Topical creams are becoming part of the mix of pain treatment options as doctors look for alternatives to addictive opioids.

However, the costs of such creams, particularly when doctors dispense compound versions, is an area of concern for employers and workers compensation stakeholders seeking effective, affordable pain treatments for injured workers, experts say.

“We clearly know — outside of workers compensation, as well as in workers compensation — we need to support reducing opioids,” said Dr. Nina McIlree, vice president of medical management at Zurich North America in Schaumburg, Illinois. “That is a treatment that has become truly, clearly detrimental not just to that injured worker’s recovery and safety but also to society. And so the efforts such as topicals is something that we’re far more interested in discussing, supporting and understanding how to use them safely.”

Topical treatments are typically used for joint pain in body parts such as the knee, elbow or shoulder, said Dr. Teresa Bartlett, Troy, Michigan-based vice president of medical quality for Sedgwick Claims Management Services Inc.

Topical creams are particularly useful for patients who are unable to take pills due to medical issues such as allergies to dyes used on pills or an inability to swallow pills, said Ben Roberts, vice president of compliance at Wayne, Pennsylvania-based managed care services company Genex Services L.L.C. They have also been used as a way to minimize pain before beginning a physical therapy session and are usually introduced after acetaminophens such as Tylenol or nonsteroidal medications like ibuprofen, respectively, said Dr. McIlree.

As employers work with workers compensation insurers and health care providers, they need to keep the costs of these creams, their overall effectiveness and proper usage in mind, experts say.

Over-the-counter creams like Bengay and Icy Hot cost less than $10, but their prescription compound counterparts can range from $1,000 to $5,000 depending on how much insurers are willing to foot the bill, said Dr. Bartlett.

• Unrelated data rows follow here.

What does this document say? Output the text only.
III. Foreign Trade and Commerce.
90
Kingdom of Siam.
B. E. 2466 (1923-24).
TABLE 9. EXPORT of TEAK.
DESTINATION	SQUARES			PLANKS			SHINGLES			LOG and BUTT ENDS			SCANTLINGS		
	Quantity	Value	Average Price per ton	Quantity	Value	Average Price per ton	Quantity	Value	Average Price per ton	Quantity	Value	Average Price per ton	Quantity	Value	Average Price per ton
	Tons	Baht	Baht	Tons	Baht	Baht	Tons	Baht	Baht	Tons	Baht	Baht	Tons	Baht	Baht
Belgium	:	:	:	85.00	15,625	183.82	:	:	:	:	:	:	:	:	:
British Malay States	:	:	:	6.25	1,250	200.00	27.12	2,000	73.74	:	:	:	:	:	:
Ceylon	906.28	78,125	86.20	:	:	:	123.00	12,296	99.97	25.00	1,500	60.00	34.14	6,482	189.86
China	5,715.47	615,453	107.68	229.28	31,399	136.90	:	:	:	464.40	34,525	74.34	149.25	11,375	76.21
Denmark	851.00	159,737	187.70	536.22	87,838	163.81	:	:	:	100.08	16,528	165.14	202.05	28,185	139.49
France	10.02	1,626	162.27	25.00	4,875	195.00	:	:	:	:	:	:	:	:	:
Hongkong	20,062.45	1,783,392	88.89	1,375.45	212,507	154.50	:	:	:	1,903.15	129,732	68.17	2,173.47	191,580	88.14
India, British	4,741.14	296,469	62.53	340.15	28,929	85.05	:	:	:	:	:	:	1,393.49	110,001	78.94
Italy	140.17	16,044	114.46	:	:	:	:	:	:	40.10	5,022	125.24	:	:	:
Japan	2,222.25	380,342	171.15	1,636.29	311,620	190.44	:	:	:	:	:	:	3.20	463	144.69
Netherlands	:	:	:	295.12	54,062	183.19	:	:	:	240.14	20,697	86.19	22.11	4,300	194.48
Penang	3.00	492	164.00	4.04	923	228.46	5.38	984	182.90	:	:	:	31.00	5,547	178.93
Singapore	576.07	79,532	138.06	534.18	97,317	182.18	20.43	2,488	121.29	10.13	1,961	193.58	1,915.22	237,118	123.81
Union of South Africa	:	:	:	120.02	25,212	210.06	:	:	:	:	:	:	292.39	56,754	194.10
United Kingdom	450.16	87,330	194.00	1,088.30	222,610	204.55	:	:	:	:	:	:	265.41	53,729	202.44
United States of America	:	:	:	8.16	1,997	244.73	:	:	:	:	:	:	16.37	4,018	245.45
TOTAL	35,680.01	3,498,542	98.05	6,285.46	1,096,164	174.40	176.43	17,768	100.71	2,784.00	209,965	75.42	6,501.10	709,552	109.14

While the range of topical creams can vary greatly in price, their effectiveness remains up for debate, experts say. Patients who used topical creams to treat pain reduced their opioid use and other concurrent medications over time, according to a 2018 study published in the medical journal Postgraduate Medicine.

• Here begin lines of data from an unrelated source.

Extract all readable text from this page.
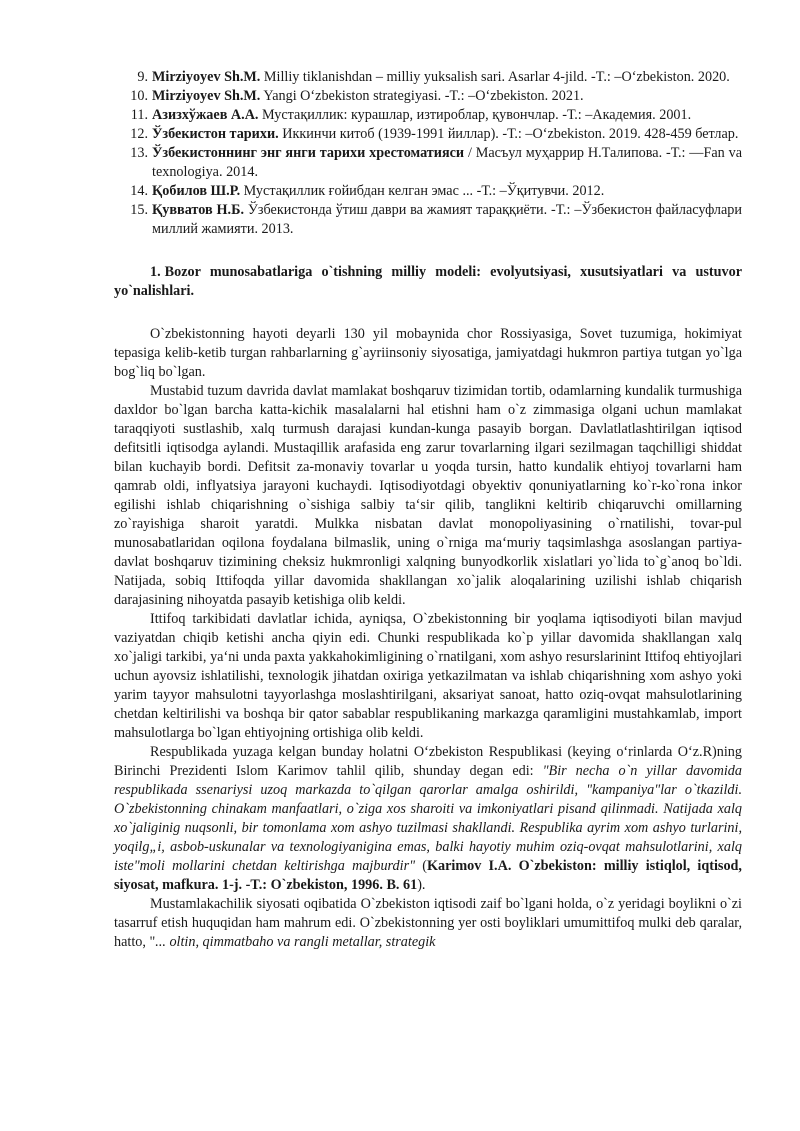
9. Mirziyoyev Sh.M. Milliy tiklanishdan – milliy yuksalish sari. Asarlar 4-jild. -T.: –O‘zbekiston. 2020.
10. Mirziyoyev Sh.M. Yangi O‘zbekiston strategiyasi. -T.: –O‘zbekiston. 2021.
11. Азизхўжаев А.А. Мустақиллик: курашлар, изтироблар, қувончлар. -Т.: –Академия. 2001.
12. Ўзбекистон тарихи. Иккинчи китоб (1939-1991 йиллар). -Т.: –O‘zbekiston. 2019. 428-459 бетлар.
13. Ўзбекистоннинг энг янги тарихи хрестоматияси / Масъул муҳаррир Н.Талипова. -Т.: ―Fan va texnologiya. 2014.
14. Қобилов Ш.Р. Мустақиллик ғойибдан келган эмас ... -Т.: –Ўқитувчи. 2012.
15. Қувватов Н.Б. Ўзбекистонда ўтиш даври ва жамият тараққиёти. -Т.: –Ўзбекистон файласуфлари миллий жамияти. 2013.

1. Bozor munosabatlariga o`tishning milliy modeli: evolyutsiyasi, xusutsiyatlari va ustuvor yo`nalishlari.

O`zbekistonning hayoti deyarli 130 yil mobaynida chor Rossiyasiga, Sovet tuzumiga, hokimiyat tepasiga kelib-ketib turgan rahbarlarning g`ayriinsoniy siyosatiga, jamiyatdagi hukmron partiya tutgan yo`lga bog`liq bo`lgan.

Mustabid tuzum davrida davlat mamlakat boshqaruv tizimidan tortib, odamlarning kundalik turmushiga daxldor bo`lgan barcha katta-kichik masalalarni hal etishni ham o`z zimmasiga olgani uchun mamlakat taraqqiyoti sustlashib, xalq turmush darajasi kundan-kunga pasayib borgan. Davlatlatlashtirilgan iqtisod defitsitli iqtisodga aylandi. Mustaqillik arafasida eng zarur tovarlarning ilgari sezilmagan taqchilligi shiddat bilan kuchayib bordi. Defitsit za-monaviy tovarlar u yoqda tursin, hatto kundalik ehtiyoj tovarlarni ham qamrab oldi, inflyatsiya jarayoni kuchaydi. Iqtisodiyotdagi obyektiv qonuniyatlarning ko`r-ko`rona inkor egilishi ishlab chiqarishning o`sishiga salbiy ta‘sir qilib, tanglikni keltirib chiqaruvchi omillarning zo`rayishiga sharoit yaratdi. Mulkka nisbatan davlat monopoliyasining o`rnatilishi, tovar-pul munosabatlaridan oqilona foydalana bilmaslik, uning o`rniga ma‘muriy taqsimlashga asoslangan partiya-davlat boshqaruv tizimining cheksiz hukmronligi xalqning bunyodkorlik xislatlari yo`lida to`g`anoq bo`ldi. Natijada, sobiq Ittifoqda yillar davomida shakllangan xo`jalik aloqalarining uzilishi ishlab chiqarish darajasining nihoyatda pasayib ketishiga olib keldi.

Ittifoq tarkibidati davlatlar ichida, ayniqsa, O`zbekistonning bir yoqlama iqtisodiyoti bilan mavjud vaziyatdan chiqib ketishi ancha qiyin edi. Chunki respublikada ko`p yillar davomida shakllangan xalq xo`jaligi tarkibi, ya‘ni unda paxta yakkahokimligining o`rnatilgani, xom ashyo resurslarinint Ittifoq ehtiyojlari uchun ayovsiz ishlatilishi, texnologik jihatdan oxiriga yetkazilmatan va ishlab chiqarishning xom ashyo yoki yarim tayyor mahsulotni tayyorlashga moslashtirilgani, aksariyat sanoat, hatto oziq-ovqat mahsulotlarining chetdan keltirilishi va boshqa bir qator sabablar respublikaning markazga qaramligini mustahkamlab, import mahsulotlarga bo`lgan ehtiyojning ortishiga olib keldi.

Respublikada yuzaga kelgan bunday holatni O‘zbekiston Respublikasi (keying o‘rinlarda O‘z.R)ning Birinchi Prezidenti Islom Karimov tahlil qilib, shunday degan edi: "Bir necha o`n yillar davomida respublikada ssenariysi uzoq markazda to`qilgan qarorlar amalga oshirildi, "kampaniya"lar o`tkazildi. O`zbekistonning chinakam manfaatlari, o`ziga xos sharoiti va imkoniyatlari pisand qilinmadi. Natijada xalq xo`jaliginig nuqsonli, bir tomonlama xom ashyo tuzilmasi shakllandi. Respublika ayrim xom ashyo turlarini, yoqilg„i, asbob-uskunalar va texnologiyanigina emas, balki hayotiy muhim oziq-ovqat mahsulotlarini, xalq iste"moli mollarini chetdan keltirishga majburdir" (Karimov I.A. O`zbekiston: milliy istiqlol, iqtisod, siyosat, mafkura. 1-j. -T.: O`zbekiston, 1996. B. 61).

Mustamlakachilik siyosati oqibatida O`zbekiston iqtisodi zaif bo`lgani holda, o`z yeridagi boylikni o`zi tasarruf etish huquqidan ham mahrum edi. O`zbekistonning yer osti boyliklari umumittifoq mulki deb qaralar, hatto, "... oltin, qimmatbaho va rangli metallar, strategik
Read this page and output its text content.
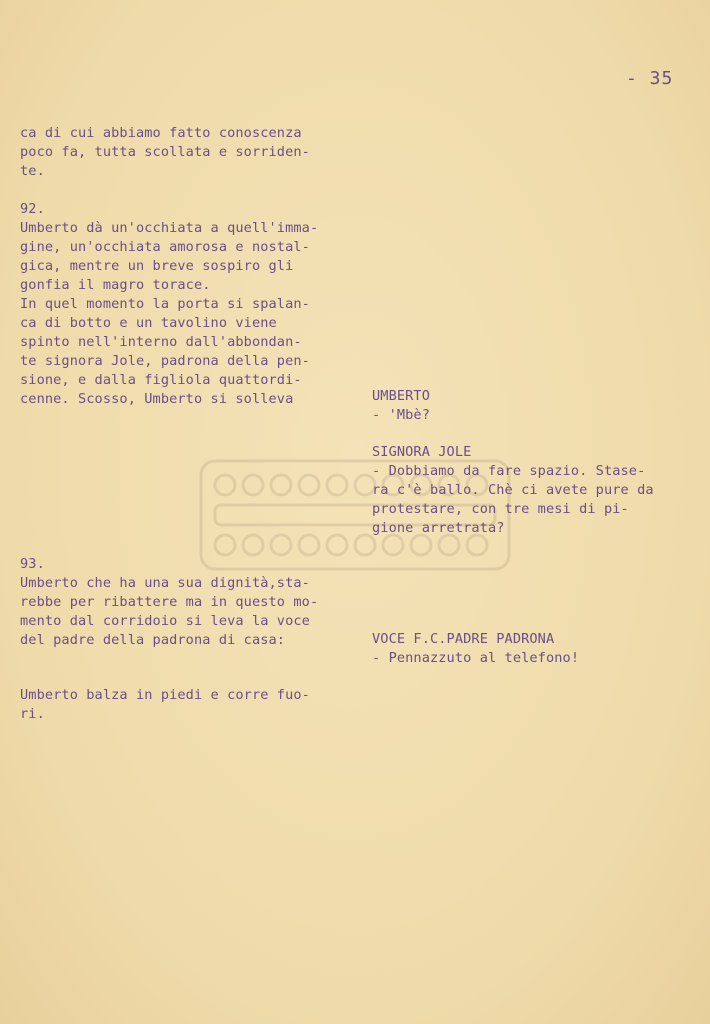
- 35
ca di cui abbiamo fatto conoscenza
poco fa, tutta scollata e sorriden-
te.
92.
Umberto dà un'occhiata a quell'imma-
gine, un'occhiata amorosa e nostal-
gica, mentre un breve sospiro gli
gonfia il magro torace.
In quel momento la porta si spalan-
ca di botto e un tavolino viene
spinto nell'interno dall'abbondan-
te signora Jole, padrona della pen-
sione, e dalla figliola quattordi-
cenne. Scosso, Umberto si solleva
93.
Umberto che ha una sua dignità,sta-
rebbe per ribattere ma in questo mo-
mento dal corridoio si leva la voce
del padre della padrona di casa:
Umberto balza in piedi e corre fuo-
ri.
UMBERTO
- 'Mbè?
SIGNORA JOLE
- Dobbiamo da fare spazio. Stase-
ra c'è ballo. Chè ci avete pure da
protestare, con tre mesi di pi-
gione arretrata?
VOCE F.C.PADRE PADRONA
- Pennazzuto al telefono!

But a 2010 analysis published in the Journal of Pain Research found that studies examining the efficacy of topical pain relief creams had small sample sizes and control groups and that there had not been a systematic review of every drug class, making it difficult to assess how well such creams work. The 2010 analysis also pointed out that examinations of adherence, meaning how well the patient takes the medication as directed, among people with chronic diseases present conflicting results.

There are prescription-strength creams similar to over-the-counter creams that are effective, but Dr. Bartlett said that some expensive topical creams contain other drugs like antidepressants or muscle relaxers that cannot be absorbed through the skin, which “therefore is wasteful and not a good choice.”

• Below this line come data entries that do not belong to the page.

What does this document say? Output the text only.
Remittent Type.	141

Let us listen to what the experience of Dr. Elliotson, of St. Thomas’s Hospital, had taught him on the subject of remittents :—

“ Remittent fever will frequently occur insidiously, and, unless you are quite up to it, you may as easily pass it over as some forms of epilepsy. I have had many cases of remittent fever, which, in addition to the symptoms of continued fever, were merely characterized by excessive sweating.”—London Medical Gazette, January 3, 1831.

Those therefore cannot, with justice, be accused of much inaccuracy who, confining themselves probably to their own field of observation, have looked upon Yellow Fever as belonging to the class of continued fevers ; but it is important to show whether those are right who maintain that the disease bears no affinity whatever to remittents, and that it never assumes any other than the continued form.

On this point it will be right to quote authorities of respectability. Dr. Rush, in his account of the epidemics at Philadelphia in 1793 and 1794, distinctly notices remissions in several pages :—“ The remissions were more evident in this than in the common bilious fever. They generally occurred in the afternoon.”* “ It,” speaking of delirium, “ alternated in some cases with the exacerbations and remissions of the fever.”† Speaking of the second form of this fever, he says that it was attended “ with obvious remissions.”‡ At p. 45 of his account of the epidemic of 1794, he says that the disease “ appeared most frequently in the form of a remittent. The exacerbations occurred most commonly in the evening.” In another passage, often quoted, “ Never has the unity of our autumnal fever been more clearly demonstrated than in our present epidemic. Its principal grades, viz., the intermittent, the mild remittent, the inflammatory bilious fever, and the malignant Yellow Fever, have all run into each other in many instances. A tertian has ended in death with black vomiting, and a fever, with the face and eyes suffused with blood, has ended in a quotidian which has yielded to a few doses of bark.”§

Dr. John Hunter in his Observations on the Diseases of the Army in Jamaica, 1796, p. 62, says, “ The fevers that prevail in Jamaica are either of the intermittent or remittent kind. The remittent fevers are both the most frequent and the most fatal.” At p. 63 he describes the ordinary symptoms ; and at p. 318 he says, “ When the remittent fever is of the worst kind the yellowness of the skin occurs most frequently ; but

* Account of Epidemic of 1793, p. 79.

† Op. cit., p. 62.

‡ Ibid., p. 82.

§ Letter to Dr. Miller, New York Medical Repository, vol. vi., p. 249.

“Usually, if you put those through a utilization review, they’re not approved, because there’s no evidence to substantiate that they work because they can’t be absorbed,” Dr. Bartlett said. “A lot of times, those things aren’t coming from a pharmacy or a (pharmacy benefits manager). They’re being billed out of a doctor’s office or a compounding pharmacy not running through your PBM.”

In addition to assessing whether a topical is good for employees, Shital Mars, CEO of Progressive Care, a North Miami, Florida-based personalized health care service company and pharmacy, recommended making sure employees are applying the correct amount of prescribed medication to optimize effectiveness.

Dr. Bartlett advises employers to verify whether the patient is actually taking the medicine and that the medication is appropriate to treat that patient’s specific injuries.

“They’re not (always) tailored to individual need — they’re just an expensive compound claim,” Dr. Bartlett said. “And sometimes doctors may be getting some money back for prescribing them.”

Some states have implemented formularies to restrict compound medications, said Mr. Roberts. With topical creams, employers will need to be aware of changing regulations regarding compound medications and work closely with their pharmacy benefit managers and utilization review vendors to learn whether they’re using compound medications and ensure that these medications are medically necessary, he said, adding that compound drugs are not approved by the U.S. Food and Drug Administration.

As regulations on compound medications change, payers and employers need to watch the caps on the percentage of the average wholesale price of compound drugs to make sure the costs are reasonable, Mr. Roberts said. Such caps are meant to reduce the financial incentive for prescribing pricier medications.

Employers must make sure that they maintain a close relationship with their insurers, claim professionals, and injured workers to improve their health as soon as possible, Dr. McIlree said.

“Patient safety, efficacy of treatment and cost-effectiveness: those three things should be balanced with effectiveness and patient safety being at the forefront,” she said. “You always want to look to the most cost-effective treatment as the patient goes through the recovery process.”